Growing up is exciting and fun and challenging and confusing. It’s the stuff of life and it’s great. As parents I can already see how much I’ll marvel as they progress to their ultimate destination of independence from us. I’m embarrassed at how much I often hurt when letting them go and grow even a little, but we must. We want to. Truly we do. But the unbelievable feeling of being so needed, so wanted, so loved and looked up to.. it’s a mighty powerful drug. It really is. One you are encouraged to indulge in fully, to give you the intoxication of pure love that fills your tank at a rate roughly equivalent to the rate that the job requires you to spend your fuel. Its a frantic pace and one that challenges your collective ability to stay standing, keep your balance and continue to progress.

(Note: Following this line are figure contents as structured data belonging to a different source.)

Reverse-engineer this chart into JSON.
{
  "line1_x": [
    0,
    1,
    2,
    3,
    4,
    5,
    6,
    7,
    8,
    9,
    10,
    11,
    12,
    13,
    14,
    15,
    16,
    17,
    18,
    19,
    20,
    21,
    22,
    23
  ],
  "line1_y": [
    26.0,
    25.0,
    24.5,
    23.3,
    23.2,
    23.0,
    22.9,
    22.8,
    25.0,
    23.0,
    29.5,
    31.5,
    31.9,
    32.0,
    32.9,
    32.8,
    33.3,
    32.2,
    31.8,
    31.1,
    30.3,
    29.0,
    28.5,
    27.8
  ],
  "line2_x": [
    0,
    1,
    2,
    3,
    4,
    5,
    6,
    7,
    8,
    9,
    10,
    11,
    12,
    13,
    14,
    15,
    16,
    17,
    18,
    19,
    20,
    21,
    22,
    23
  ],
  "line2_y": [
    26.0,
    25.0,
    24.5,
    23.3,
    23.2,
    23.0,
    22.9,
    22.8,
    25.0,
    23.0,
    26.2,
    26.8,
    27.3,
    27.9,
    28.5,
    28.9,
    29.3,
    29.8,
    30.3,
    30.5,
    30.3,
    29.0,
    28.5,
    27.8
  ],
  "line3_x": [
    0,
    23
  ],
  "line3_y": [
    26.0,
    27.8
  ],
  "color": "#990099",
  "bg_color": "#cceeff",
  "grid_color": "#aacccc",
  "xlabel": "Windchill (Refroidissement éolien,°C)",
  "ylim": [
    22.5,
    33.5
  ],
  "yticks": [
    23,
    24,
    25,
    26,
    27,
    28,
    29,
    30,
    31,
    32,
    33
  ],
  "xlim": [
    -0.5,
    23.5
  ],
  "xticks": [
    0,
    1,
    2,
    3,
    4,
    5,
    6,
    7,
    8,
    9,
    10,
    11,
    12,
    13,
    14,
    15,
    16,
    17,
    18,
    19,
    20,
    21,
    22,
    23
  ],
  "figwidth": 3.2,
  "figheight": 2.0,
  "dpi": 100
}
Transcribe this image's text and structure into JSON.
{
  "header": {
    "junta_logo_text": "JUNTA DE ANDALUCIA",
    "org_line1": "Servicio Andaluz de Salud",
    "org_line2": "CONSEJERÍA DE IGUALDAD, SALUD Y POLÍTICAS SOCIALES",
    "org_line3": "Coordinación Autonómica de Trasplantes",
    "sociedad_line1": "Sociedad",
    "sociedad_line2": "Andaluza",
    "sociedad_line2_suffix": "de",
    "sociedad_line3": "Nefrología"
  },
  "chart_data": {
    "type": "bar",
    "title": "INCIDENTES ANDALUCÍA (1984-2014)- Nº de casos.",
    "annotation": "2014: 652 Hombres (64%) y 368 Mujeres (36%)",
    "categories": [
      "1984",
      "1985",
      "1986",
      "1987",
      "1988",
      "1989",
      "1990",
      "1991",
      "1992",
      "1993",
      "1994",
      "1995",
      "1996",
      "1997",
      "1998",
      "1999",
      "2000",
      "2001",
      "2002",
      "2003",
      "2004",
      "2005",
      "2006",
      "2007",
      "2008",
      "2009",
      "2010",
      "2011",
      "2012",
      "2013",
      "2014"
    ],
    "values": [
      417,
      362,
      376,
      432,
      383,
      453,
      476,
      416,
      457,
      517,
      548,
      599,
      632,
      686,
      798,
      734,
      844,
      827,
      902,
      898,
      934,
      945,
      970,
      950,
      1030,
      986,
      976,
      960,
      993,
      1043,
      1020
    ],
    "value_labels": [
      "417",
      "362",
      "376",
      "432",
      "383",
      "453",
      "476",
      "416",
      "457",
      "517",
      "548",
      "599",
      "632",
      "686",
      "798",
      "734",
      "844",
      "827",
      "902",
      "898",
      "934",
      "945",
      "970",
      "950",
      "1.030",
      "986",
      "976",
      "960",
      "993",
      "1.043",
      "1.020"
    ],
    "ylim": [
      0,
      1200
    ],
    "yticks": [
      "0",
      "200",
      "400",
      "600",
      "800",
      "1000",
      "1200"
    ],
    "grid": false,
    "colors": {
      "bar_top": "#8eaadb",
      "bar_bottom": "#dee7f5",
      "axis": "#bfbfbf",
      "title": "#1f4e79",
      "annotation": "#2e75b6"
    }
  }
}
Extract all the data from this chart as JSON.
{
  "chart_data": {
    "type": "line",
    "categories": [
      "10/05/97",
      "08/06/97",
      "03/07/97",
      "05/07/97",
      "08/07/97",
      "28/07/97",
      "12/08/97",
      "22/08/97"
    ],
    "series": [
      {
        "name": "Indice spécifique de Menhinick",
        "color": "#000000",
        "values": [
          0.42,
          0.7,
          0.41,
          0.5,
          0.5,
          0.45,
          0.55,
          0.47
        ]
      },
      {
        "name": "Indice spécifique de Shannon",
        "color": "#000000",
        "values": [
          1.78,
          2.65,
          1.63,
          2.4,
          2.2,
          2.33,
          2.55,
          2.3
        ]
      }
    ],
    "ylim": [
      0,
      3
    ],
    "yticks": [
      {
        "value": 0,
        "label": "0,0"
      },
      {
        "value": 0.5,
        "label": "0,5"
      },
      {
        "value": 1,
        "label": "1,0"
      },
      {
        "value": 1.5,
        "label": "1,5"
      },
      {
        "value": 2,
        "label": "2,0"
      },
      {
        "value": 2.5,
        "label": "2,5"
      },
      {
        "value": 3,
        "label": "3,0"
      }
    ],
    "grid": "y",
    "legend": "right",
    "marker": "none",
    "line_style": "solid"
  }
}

When you arrive on the scene, those first few years, the ones that will hide so far back in time you’ll never retrieve them, never even conceive of them until you are faced with passing this strange and hyper-real time yourself someday, if you’re lucky enough to do so, you become the operating and inciting entity in our lives. For a time we feel we are the sun to your planetary revolutions, but the truth reveals itself over time. You are in fact the sun and you power and light what life we have to give. And we give so much of it to you. So much we can lose sight of each other from time to time.
In the happy stories you learn to rely on yourself. To navigate the world and all of its challenges. You build networks of support in a thousand ways and you find comfort in the high wire act of being a person among people trying your best to get through. You even learn that you are so capable that you can give love to others that you see that need it. If you are lucky. You’ve stored all the love that’s been given from your prehistory in those early, never to be recalled days up til now and you realize you are who you are because of you and all those who’ve loved you and you find your way back to us through understanding.
We weren’t frightened to let you go. Well we were, sure, but it was compounded by the fact that we knew it meant letting the us we became when we met you go to. It was a fear of what we would find in the space you’d leave behind in the middle of our hearts and our homes. You, the purpose of our lives, the ones we so happily surrendered ourselves to the second we met. What will we be without you.